**Miércoles, 3 de mayo**
Desde hace dos años, soy felizmente casado con Lucía. Aunque nos queremos con locura, nuestra relación se ha visto afectada por los problemas entre ella y mi madre, Isabel Ortega.
Lucía es cariñosa y servicial. Siempre se esfuerza por caerle bien a todo el mundo, especialmente a mi familia. Pero por más que lo intente, mi madre mantiene esa actitud fría y distante.
No la critica abiertamente, pero sus miradas penetrantes, sus tonos cortantes y esos comentarios disimulados hacen que Lucía se sienta como una intrusa. Cada visita a casa de mi madre termina con ella destrozada.
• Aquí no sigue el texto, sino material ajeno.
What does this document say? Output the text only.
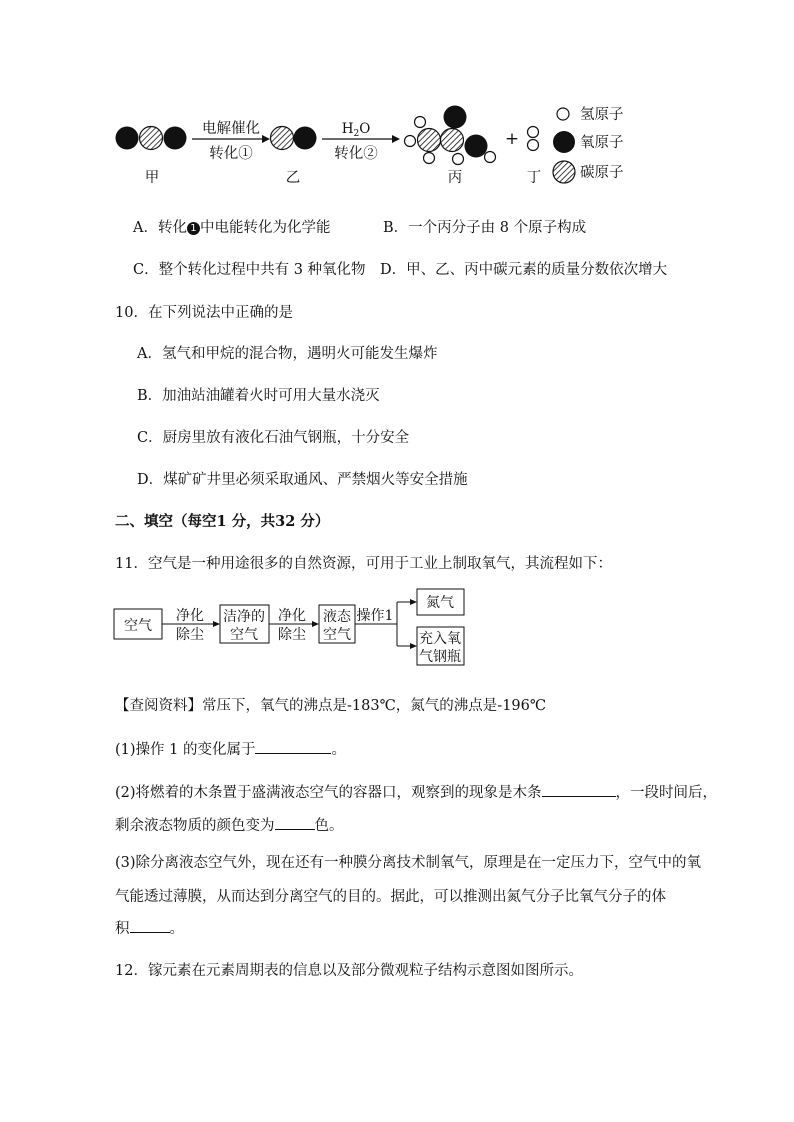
电解催化
转化①
$H_2O$
转化②
+
甲	乙	丙	丁
氢原子
氧原子
碳原子
A．转化 1 中电能转化为化学能	B．一个丙分子由 8 个原子构成
C．整个转化过程中共有 3 种氧化物 D．甲、乙、丙中碳元素的质量分数依次增大
10．在下列说法中正确的是
A．氢气和甲烷的混合物，遇明火可能发生爆炸
B．加油站油罐着火时可用大量水浇灭
C．厨房里放有液化石油气钢瓶，十分安全
D．煤矿矿井里必须采取通风、严禁烟火等安全措施
二、填空（每空1 分，共32 分）
11．空气是一种用途很多的自然资源，可用于工业上制取氧气，其流程如下：
空气
净化
除尘
洁净的
空气
净化
除尘
液态
空气
操作1
氮气
充入氧
气钢瓶
【查阅资料】常压下，氧气的沸点是-183℃，氮气的沸点是-196℃
(1)操作 1 的变化属于	。
(2)将燃着的木条置于盛满液态空气的容器口，观察到的现象是木条	，一段时间后，
剩余液态物质的颜色变为	色。
(3)除分离液态空气外，现在还有一种膜分离技术制氧气，原理是在一定压力下，空气中的氧
气能透过薄膜，从而达到分离空气的目的。据此，可以推测出氮气分子比氧气分子的体
积	。
12．镓元素在元素周期表的信息以及部分微观粒子结构示意图如图所示。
«Javier, tu madre no me quiere», me dice con la voz temblorosa.
Cierro el libro que estoy leyendo y suspiro:
«Lucía, otra vez con lo mismo. Es que es reservada, ya sabes lo difícil que fue criarme sola después de que mi padre muriera.»
«Lo entiendo, pero ¿por qué siento que habla mal de mí a mis espaldas?»
«Son imaginaciones tuyas, cariño»
«¡No! ¿Acaso no te conté lo que le oí decir a tu abuela? Que soy torpe, que no le caigo bien»
«No sabes si se refería a ti. Cambiemos de tema. ¿Qué tal si mañana vamos al cine?»
Pero Lucía no se conforma. Sabe que mi madre desprecia a su familia, aunque nunca lo diga abiertamente.
Después de otra cena incómoda, decide actuar.
En la siguiente visita, lleva escondida una grabadora. Sin que nadie la vea, la esconde entre las toallas de la cocina, la misma que compró hace meses para sus clases en la universidad. Ayuda a mi madre a preparar la cena como siempre, sin levantar sospechas.
Al volver a casa, se acuesta en silencio, guardando su secreto.
Al día siguiente, vuelve a casa de mi madre con la excusa de ayudarla y recupera la grabadora. La encuentra intacta. Con las manos temblorosas, me pone la grabación al anochecer:
«Escucha esto», me dice, sosteniendo el aparato.
«¿Qué es? ¿Una grabadora?», pregunto, confundido.
«Oye.»
Primero, ruidos domésticos: agua corriendo, cubiertos, conversaciones banales.
Luego, la voz áspera de mi madre al teléfono:
«¡No sé qué ve mi hijo en ella! ¡Ni siquiera sabe hacer una tortilla decente!», se queja. «¿Y su familia? Hasta el café que sirven sabe a agua sucia. ¡Su madre es tan desaliñada como ella!»
Siguen críticas sobre su manera de vestir, sus gestos y sus orígenes.
Cuando termina, Lucía me mira con los ojos llenos de lágrimas:
«¿Ahora ves que tenía razón?»
Me quedo callado, avergonzado. Sé que mi madre se ha equivocado, pero detesto cómo ha actuado Lucía.
«Ella siempre ha sido sincera Quizá lo dijo en un momento de enfado.»
«¿Sincera?», exclama Lucía. «¿Llamas sinceridad a insultar a mi familia? Si no me defiendes, replantéate nuestro matrimonio.»
Sale llorando, dejándome aturdido.
Horas más tarde, llamo a mi madre:
«Tienes que pedirle perdón a Lucía.»
«¿Me ha grabado a escondidas?», grita. «¡Voy a denunciarla! ¡Y a la universidad para que expulsen a esa víbora!»
«¡Madre, basta!», la interrumpo. «¿Escuchaste lo que dijiste?»
«¡Sí! Y te digo más: ¡ella no vuelve a poner un pie en esta casa! ¡Y tú, traidor, defendiendo a esa entrometida! Mañana arreglo esto.»
Cuelga. Intento llamarla de nuevo, pero no contesta.
Corro hasta su casa, pero se niega a abrirme.
Al final, decido alejarme de ella, entendiendo su plan para separarme de Lucía.
En las semanas siguientes, la visito poco, priorizando la paz en casa.
Mi madre, furiosa, prohíbe a Lucía entrar en su casa y empieza a difamar entre los vecinos.
Pero yo ya no le hago caso.
**Lección aprendida:** A veces, el amor exige elegir. Y aunque duele, hay que proteger a quien te elige todos los días.